「ただ物ではない」感 [机・テーブル]
気が付けば6月ももう下旬。しかし6月初の更新だったりして。「もう今年も半分終わりか、早いな〜」と、溜息の一つもつきたくなるが、いや、年頭にも書いた様に、「1年なんてすぐ終わるものなのだ」という理解の仕方をする様、努力してみる事にする。
仕入れに出て色々な家具等を目にしている中で、たまに何でも無い様に見えるが、グッと目を引きつけられる家具がある。もちろん以前仕入れた家具や、雑誌の中でしか目にした事が無かった名作といった家具もそうなのだが、初めて目にする家具でも「ただ物ではない」感というか、オーラをビシビシ感じたりする事もある。例えば…
このガラステーブル。特に奇抜なデザインや素材、カラーリングではないのだが、バランスの取れた美しい佇まいに惹かれ、仕入れてみた。しかもよく見ると、脚の構造はプライウッドを張り合わせて作られているのだが、金物を全く使用していない。ますます「ただ物ではない」感が強くなる。

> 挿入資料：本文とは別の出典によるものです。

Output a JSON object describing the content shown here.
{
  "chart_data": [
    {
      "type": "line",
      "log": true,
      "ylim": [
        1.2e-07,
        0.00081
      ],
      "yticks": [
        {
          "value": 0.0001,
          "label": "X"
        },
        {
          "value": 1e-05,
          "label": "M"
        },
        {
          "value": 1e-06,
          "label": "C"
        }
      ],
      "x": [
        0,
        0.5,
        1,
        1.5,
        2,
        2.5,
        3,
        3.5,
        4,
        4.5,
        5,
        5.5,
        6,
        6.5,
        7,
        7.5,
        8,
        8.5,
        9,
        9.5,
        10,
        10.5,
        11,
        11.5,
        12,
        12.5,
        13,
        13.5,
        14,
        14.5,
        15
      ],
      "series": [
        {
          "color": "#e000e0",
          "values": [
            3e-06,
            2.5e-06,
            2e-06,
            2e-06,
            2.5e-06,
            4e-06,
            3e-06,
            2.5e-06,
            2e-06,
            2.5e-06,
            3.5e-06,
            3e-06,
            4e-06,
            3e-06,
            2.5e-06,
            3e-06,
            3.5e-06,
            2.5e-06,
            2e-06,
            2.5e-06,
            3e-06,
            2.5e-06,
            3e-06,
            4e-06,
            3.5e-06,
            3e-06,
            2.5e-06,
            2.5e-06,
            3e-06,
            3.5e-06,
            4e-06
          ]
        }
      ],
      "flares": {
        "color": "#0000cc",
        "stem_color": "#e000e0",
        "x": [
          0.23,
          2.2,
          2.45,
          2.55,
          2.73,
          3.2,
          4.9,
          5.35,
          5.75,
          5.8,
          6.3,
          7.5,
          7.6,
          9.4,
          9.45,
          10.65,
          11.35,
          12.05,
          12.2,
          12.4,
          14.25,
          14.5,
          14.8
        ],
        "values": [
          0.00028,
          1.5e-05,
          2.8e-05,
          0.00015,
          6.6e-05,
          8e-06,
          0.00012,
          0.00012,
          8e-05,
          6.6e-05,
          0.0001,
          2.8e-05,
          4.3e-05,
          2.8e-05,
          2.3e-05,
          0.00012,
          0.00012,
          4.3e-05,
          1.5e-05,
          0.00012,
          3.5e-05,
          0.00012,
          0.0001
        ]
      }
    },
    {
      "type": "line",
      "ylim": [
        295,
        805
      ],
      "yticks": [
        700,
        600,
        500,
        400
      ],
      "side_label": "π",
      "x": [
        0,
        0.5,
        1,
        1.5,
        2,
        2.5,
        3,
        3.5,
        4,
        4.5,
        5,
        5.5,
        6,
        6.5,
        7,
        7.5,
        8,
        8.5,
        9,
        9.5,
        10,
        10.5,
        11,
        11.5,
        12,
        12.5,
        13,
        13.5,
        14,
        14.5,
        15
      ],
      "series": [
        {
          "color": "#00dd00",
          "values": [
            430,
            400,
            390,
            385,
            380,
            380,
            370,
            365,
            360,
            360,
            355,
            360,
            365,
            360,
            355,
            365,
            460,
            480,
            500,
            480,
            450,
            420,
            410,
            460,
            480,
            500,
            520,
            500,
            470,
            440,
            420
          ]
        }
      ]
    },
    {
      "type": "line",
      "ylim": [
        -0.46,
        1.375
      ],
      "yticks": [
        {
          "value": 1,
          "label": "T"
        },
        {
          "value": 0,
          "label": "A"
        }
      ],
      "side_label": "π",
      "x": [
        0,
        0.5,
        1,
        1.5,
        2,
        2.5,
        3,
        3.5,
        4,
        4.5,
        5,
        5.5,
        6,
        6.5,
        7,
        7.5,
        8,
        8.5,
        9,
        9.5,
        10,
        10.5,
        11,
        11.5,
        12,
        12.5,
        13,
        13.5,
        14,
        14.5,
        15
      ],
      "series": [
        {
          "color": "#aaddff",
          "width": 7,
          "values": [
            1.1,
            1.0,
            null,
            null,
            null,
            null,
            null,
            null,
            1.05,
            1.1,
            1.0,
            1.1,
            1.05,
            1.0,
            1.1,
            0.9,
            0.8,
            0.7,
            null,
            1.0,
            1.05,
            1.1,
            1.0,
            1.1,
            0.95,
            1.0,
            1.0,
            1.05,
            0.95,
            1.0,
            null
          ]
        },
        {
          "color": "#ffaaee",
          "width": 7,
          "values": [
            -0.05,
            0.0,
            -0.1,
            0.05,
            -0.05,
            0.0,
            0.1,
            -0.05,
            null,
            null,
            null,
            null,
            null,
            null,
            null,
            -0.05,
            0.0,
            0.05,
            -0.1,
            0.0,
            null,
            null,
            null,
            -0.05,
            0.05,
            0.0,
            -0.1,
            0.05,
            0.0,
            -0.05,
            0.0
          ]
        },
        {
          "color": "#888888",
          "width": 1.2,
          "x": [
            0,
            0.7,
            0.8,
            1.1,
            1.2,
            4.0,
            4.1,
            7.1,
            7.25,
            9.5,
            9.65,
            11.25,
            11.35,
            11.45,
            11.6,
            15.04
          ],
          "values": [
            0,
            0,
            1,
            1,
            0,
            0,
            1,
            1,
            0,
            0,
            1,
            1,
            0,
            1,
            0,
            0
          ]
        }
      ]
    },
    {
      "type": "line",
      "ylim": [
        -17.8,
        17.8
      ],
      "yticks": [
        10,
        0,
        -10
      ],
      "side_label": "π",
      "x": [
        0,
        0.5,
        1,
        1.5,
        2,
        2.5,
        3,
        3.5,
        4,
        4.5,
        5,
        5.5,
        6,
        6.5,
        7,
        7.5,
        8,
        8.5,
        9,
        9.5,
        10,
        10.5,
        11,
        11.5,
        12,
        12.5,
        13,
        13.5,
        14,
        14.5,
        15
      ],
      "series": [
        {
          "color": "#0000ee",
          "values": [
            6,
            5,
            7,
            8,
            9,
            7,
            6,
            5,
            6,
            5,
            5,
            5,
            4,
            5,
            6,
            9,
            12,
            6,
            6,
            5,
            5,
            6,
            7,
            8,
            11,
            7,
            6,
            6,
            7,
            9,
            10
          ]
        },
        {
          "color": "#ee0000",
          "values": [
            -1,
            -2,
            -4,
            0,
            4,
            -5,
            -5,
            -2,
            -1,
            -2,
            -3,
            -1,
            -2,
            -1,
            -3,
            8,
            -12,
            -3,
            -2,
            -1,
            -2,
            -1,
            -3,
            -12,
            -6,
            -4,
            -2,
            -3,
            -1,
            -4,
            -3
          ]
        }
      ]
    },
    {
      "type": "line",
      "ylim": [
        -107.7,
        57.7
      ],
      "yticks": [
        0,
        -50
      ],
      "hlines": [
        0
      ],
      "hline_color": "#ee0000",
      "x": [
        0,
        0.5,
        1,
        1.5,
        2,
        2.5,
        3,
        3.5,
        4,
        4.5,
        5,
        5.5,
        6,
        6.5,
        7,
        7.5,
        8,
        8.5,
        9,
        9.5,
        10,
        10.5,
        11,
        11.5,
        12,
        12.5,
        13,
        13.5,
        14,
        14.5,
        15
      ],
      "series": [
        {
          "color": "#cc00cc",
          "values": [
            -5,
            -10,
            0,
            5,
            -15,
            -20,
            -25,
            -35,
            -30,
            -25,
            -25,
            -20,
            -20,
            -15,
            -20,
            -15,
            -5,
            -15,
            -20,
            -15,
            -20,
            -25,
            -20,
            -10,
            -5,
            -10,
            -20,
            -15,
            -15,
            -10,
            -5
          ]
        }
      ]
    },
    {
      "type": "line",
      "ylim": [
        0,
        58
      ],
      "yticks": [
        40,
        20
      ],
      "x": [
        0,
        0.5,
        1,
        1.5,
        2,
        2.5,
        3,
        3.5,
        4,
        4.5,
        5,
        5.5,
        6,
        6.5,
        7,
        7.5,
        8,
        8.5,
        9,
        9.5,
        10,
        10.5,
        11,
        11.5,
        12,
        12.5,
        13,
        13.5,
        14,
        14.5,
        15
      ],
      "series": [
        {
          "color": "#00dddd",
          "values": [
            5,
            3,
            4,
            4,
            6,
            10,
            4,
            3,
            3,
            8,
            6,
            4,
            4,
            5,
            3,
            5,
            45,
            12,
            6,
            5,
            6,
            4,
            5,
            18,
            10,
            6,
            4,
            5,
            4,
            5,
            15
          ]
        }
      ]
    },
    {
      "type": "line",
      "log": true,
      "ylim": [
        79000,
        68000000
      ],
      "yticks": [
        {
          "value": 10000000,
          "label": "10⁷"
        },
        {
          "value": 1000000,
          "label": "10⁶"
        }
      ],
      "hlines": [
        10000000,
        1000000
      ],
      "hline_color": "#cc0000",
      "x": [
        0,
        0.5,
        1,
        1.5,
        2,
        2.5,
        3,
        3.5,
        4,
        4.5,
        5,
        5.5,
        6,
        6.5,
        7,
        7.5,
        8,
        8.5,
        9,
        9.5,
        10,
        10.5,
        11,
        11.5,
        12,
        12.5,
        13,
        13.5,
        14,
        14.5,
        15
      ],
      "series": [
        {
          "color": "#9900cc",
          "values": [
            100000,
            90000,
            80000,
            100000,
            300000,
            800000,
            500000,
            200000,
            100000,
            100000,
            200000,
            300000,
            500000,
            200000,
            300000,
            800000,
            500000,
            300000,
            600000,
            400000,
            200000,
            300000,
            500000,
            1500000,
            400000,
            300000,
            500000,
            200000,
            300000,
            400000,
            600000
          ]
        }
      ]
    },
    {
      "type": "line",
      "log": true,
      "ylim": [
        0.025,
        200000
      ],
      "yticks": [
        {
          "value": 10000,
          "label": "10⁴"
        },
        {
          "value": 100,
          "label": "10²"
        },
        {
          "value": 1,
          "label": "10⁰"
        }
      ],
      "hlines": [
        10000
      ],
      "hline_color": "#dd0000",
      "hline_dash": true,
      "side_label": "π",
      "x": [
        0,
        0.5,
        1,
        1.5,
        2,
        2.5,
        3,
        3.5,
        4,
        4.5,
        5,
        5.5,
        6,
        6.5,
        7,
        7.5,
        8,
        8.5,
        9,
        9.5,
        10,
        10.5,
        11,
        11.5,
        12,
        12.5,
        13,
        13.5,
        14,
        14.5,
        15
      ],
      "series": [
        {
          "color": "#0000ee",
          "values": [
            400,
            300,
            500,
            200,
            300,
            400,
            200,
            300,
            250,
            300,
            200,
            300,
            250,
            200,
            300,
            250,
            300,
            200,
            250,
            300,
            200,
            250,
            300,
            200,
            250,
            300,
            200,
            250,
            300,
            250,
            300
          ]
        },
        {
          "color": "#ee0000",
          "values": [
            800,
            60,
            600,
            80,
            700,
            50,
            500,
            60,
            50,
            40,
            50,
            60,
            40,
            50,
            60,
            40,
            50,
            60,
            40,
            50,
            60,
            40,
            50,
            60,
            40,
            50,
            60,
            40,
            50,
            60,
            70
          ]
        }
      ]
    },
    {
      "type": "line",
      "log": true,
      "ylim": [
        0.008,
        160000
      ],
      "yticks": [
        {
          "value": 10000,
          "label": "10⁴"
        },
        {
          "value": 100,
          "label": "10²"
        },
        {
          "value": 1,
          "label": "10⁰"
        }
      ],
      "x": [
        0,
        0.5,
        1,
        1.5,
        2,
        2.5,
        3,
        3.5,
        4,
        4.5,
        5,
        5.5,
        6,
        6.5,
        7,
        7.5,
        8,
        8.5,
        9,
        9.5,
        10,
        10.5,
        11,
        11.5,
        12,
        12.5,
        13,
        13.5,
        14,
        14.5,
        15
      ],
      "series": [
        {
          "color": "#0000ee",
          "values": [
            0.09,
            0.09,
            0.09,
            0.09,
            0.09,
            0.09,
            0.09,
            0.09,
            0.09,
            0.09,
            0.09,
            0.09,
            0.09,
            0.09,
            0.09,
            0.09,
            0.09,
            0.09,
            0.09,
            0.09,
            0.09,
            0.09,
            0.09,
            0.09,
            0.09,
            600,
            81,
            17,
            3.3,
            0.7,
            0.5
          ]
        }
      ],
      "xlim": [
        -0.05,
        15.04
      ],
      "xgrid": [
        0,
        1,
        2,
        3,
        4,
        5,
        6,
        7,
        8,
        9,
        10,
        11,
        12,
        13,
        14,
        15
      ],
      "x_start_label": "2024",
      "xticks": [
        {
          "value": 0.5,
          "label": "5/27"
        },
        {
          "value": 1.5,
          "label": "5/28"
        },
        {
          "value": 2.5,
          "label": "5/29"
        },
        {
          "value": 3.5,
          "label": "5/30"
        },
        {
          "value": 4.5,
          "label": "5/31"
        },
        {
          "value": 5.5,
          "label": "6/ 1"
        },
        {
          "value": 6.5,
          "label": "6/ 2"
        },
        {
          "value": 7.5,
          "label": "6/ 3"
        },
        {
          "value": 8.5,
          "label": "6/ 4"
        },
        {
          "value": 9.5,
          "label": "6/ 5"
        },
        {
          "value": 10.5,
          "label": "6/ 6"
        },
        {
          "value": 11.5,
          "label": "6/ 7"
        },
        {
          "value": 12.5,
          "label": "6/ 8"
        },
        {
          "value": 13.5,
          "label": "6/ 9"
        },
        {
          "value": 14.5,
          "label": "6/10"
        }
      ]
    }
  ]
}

調べてもなかなか判明しなかったのだが、仕事仲間からの情報により、イギリスのデザイナー、ALEX MACDONALD氏デザインの“PEGASUS ROUND TABLE”だという事が判明した。日本ではE&Yでの取り扱い。なるほど、さすがE&Yさん、お目が高い!デザイナーの美学とメーカーの技術力との関係が高いレベルで融合した、本当にきれいな、素晴らしいテーブルだった(ちなみに売約済み)。かと思えば、反対のケースもある。某人気家具店の家具などはタグを見るまで全く目に入って来ない事が有る。仕上げが粗く、張り地の質感や全体のフォルムもぱっとしないのだが、裏にはしっかり◯◯◯◯とメーカーのロゴが入っていて、ちょっと慌てたりする。調べてみると定価は結構良い値段だったりして。
中古家具屋が良いのは、とにかく多くの家具に触れる機会が有る事だ。良い物を見る事で出来の悪い物の「悪さ」を、出来の悪い物を見る事で良い物の「良さ」を実感として認識、確認出来ると思う。本当に良い物はデザイナーやメーカーの能書きが無くてもやはり「ただ物ではない」感を出しているものなのだろう。そしてその逆も確実に存在しているのだ。